Outdoor Lifestyle

Hadrian’s Wall

Once patrolled by soldiers from all corners of the Roman Empire, Hadrian’s Wall is one of Britain’s greatest monuments. Built in 122AD, Hadrian’s Wall still holds its head high as the largest free-standing structure in Britain.

Originally 80 Roman miles (about 73 modern miles) long and up to 20 feet high, it has weathered almost 2000 years of Border battles and awestruck visitors to become a truly breathtaking World Heritage Site.

You can walk or cycle along its route, from Segedunum on North Tyneside to Bowness on the Solway Firth. You can admire the sweeping views of moorland and pasture that the garrisons sought to keep peaceful and learn about Roman life in forts and museums along its length. USA Today described Hadrian’s Wall as “better than Stonehenge” for its sheer scale and visual impact.

Northumberland Coastline

Mile upon mile of long, sandy beaches crowned by dramatic castles makes the Northumberland coastline one of the most beautiful in England.

All along the coastline lie delightful villages, each one filled with individuality and history. One of England’s most imposing fortresses, Bamburgh Castle towers high above its long white stretch of sandy beach, looking out to the North Sea. In contrast, a little further north is the dramatic and romantic ruin of Dunstanburgh Castle. Both are wonderful settings for coastal walks and picnics.

Northumbria National Park

Covering more than 1030 square kilometres of breathtaking views, crystal clear streams, dark skies for stargazing and rich wildlife havens, Northumberland National Park is probably the most tranquil escape in England.

Free for everyone to enjoy, it stretches north from Hadrian’s Wall World Heritage Site through the picturesque valleys of the North Tyne, Rede, Coquet and Breamish rivers to the awe-inspiring Cheviot Hills, a dramatic landscape rolling out under wide, open skies. The stunning scenery and open spaces form the backdrop to a thrilling range of activities. You can walk the Cheviots or Simonside Hills, Follow a mountain bike trail, try rock climbing or go horse-riding in the hills.

Farne Islands

A truly amazing wildlife experience, the Farne Islands, lying off the coast of North Northumberland, can be enjoyed on one of the excellent boat tours available.

In summer the Farne Islands are home to over 100,000 pairs of breeding seabirds, including 55,000+ pairs of puffins. Some 21-23 species nest here and are, almost without fail, incredibly tolerant of human visitors.

Holy Island of Lindisfarne

The magical island of Lindisfarne has earned its place in world history as the cradle of English Christianity – hence the local name of Holy Island.
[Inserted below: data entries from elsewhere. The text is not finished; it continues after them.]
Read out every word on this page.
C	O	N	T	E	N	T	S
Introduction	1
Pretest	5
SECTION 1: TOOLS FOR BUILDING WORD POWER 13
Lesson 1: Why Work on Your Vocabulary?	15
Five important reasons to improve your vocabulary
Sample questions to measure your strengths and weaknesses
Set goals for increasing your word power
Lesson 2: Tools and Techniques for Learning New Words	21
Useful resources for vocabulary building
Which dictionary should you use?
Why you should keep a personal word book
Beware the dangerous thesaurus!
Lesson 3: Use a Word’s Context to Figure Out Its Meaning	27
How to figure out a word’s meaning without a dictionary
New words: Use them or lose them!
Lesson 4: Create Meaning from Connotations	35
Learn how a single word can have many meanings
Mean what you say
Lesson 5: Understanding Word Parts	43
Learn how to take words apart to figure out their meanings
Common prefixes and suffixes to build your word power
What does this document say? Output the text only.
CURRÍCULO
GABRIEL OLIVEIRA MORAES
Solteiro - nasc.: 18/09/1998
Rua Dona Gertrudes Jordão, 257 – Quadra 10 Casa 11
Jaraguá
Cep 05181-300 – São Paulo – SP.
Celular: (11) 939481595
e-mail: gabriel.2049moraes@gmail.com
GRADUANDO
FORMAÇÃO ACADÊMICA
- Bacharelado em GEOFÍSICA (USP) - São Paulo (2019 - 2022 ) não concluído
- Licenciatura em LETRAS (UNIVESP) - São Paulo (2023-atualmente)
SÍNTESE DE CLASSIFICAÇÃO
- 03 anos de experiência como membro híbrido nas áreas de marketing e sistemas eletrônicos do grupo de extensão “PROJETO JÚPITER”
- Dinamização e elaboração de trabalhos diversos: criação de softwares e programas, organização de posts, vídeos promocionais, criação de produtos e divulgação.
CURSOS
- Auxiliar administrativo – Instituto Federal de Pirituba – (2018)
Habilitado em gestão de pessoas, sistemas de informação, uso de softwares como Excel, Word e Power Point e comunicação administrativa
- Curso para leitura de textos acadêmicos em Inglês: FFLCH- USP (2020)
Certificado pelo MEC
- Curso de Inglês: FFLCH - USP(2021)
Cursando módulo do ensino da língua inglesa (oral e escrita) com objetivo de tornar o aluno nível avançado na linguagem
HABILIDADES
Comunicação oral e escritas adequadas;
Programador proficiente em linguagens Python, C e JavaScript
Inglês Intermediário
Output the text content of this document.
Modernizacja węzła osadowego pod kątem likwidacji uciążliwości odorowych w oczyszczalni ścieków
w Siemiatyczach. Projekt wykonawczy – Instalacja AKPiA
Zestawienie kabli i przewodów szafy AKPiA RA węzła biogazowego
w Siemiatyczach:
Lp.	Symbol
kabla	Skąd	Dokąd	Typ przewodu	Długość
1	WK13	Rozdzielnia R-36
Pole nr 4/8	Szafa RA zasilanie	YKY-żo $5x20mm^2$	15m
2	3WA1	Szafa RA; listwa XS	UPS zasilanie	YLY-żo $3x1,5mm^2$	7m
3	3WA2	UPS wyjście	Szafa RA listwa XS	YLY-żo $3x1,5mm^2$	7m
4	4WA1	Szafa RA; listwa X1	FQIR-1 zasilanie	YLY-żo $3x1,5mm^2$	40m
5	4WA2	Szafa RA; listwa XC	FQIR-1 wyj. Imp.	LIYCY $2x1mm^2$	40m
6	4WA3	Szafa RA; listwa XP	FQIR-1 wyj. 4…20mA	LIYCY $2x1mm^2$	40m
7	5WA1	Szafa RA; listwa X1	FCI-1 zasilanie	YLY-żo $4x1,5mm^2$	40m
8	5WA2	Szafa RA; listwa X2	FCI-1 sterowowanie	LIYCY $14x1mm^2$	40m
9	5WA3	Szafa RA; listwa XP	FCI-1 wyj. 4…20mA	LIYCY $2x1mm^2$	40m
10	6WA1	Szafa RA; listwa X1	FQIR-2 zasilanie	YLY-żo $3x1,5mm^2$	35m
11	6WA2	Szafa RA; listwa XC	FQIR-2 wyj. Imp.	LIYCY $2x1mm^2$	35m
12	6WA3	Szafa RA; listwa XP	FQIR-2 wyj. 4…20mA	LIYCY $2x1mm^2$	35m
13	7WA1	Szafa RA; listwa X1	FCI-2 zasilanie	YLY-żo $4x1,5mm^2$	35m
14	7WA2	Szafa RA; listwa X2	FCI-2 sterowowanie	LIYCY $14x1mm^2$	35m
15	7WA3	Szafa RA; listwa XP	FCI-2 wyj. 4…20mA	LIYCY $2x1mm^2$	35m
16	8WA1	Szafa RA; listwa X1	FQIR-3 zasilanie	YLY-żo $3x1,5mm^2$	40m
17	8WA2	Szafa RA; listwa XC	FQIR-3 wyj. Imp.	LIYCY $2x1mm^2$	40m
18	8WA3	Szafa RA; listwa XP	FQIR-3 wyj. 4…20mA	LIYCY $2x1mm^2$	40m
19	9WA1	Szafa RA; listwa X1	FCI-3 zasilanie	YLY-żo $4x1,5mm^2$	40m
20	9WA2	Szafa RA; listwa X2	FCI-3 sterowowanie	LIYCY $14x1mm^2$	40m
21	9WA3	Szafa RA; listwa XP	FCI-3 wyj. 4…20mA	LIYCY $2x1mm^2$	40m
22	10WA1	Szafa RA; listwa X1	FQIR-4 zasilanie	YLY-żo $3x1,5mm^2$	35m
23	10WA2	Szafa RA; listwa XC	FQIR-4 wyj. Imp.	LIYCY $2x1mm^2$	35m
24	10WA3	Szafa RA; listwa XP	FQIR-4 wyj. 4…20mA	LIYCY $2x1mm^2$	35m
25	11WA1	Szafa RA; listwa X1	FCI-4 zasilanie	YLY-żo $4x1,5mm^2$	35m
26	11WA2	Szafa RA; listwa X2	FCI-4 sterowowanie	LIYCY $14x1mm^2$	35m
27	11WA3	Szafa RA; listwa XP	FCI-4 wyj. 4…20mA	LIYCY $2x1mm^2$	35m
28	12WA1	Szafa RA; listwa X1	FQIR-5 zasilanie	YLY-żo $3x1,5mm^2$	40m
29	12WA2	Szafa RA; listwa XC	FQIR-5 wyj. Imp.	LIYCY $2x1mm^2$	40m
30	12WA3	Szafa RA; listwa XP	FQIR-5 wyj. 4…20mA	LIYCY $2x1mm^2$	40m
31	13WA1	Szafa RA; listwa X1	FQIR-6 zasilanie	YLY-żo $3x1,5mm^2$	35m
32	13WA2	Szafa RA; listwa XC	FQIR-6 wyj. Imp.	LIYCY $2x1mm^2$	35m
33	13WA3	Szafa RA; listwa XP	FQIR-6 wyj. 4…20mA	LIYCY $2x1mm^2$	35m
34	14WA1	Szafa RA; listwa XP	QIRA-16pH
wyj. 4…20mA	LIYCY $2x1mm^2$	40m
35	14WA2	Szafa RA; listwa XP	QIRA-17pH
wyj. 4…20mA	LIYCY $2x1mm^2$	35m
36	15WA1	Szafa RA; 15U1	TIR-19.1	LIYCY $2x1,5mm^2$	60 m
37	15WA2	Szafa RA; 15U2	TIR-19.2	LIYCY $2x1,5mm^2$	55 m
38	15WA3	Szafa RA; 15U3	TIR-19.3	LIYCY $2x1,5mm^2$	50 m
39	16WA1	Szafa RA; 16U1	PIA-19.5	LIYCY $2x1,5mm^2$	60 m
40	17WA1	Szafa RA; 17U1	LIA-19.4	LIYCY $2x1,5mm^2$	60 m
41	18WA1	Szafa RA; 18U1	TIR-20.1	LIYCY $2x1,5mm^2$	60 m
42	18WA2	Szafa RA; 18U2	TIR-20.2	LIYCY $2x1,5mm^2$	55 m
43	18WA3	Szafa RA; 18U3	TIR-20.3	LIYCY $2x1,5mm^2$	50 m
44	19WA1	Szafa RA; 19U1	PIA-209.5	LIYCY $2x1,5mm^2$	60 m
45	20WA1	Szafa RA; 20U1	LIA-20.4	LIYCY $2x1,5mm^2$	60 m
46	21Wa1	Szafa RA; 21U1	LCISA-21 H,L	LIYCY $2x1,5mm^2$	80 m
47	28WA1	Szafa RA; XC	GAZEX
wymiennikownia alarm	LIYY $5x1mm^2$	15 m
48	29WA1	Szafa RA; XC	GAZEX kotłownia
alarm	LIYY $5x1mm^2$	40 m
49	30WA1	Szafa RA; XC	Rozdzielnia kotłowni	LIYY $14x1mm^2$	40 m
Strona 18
Reached by a causeway, the island is cut off twice daily by the tide. English Christians established their community here, led by St. Aidan who became the first Bishop of Lindisfarne. They introduced the arts of reading and writing and the island became known as an historic centre for learning.

Today Lindisfarne remains a place of pilgrimage with visitors coming to explore the beautiful village and to tour the priory and 14th-century castle with its fantastic walled garden designed by Gertrude Jekyll. The island is also home to a national nature reserve, with numerous rare birds adding to its appeal.